4463 In some cases this requires emitting insns. */
4464 assign_parms (subr);
在 assign_parms
的code,处理每个参数存储如下:
In assign_parms
the code that handles where each arguments is stored is the following:
3207 if (assign_parm_setup_block_p (&data))
3208 assign_parm_setup_block (&all, parm, &data);
3209 else if (data.passed_pointer || use_register_for_decl (parm))
3210 assign_parm_setup_reg (&all, parm, &data);
3211 else
3212 assign_parm_setup_stack (&all, parm, &data);
assign_parm_setup_block_p
处理聚合数据类型和不适用在这种情况下,并且由于数据不作为指针GCC检查传递 use_register_for_decl
。
assign_parm_setup_block_p
handles aggregate data types and is not applicable in this case and since the data is not passed as a pointer GCC checks use_register_for_decl
.
下面的相关部分是:
1972 if (optimize)
1973 return true;
1974
1975 if (!DECL_REGISTER (decl))
1976 return false;
DECL_REGISTER
测试变量是否是与注册
关键字来声明。现在,我们有我们的答案是:大多数参数住在栈上没有启用优化时,并且然后由 assign_parm_setup_stack
处理。通过源$ C $ C所走的路线就结束了溢出值略有是指针参数比较复杂,但允许在同一个文件,如果你很好奇被跟踪。
DECL_REGISTER
tests whether the variable was declared with the register
keyword. And now we have our answer: Most parameters live on the stack when optimizations are not enabled, and are then handled by assign_parm_setup_stack
. The route taken through the source code before it ends up spilling the value is slightly more complicated for pointer arguments, but can be traced in the same file if you're curious.

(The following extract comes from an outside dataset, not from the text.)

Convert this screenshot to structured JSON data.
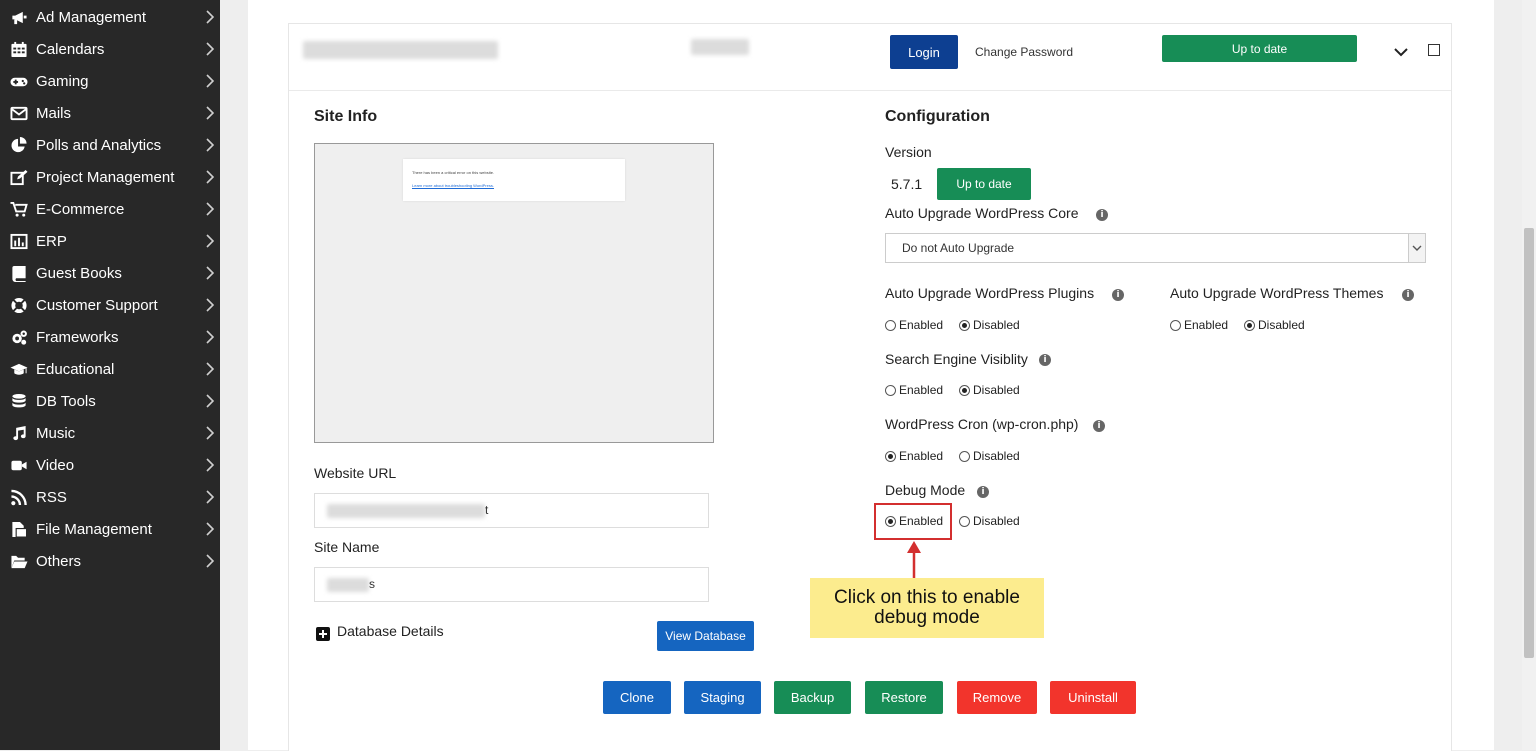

为什么GCC漏油事件的所有参数和优化本地变量禁用?为了帮助调试。考虑一下这个简单的函数:
Why does GCC spill all arguments and local variables with optimizations disabled? To help debugging. Consider this simple function:
1 extern int bar(int);
2 int foo(int a) {
3 int b = bar(a | 1);
4 b += 42;
5 return b;
6 }
与的gcc -O1 -c
编译这会产生我的机器上执行以下操作:
Compiled with gcc -O1 -c
this generates the following on my machine:
0: 48 83 ec 08 sub $0x8,%rsp
4: 83 cf 01 or $0x1,%edi
7: e8 00 00 00 00 callq c <foo+0xc>
c: 83 c0 2a add $0x2a,%eax
f: 48 83 c4 08 add $0x8,%rsp
13: c3 retq
除非你在第5行突破和尝试打印a的值,它是很好,你得到
Which is fine except if you break on line 5 and try to print the value of a, you get
(gdb) print a
$1 = <value optimized out>
作为参数被覆盖,因为它没有调用栏
后使用。
这篇关于海湾合作委员会的说法寄存器溢出X86-64上的文章就介绍到这了,希望我们推荐的答案对大家有所帮助,也希望大家多多支持IT屋!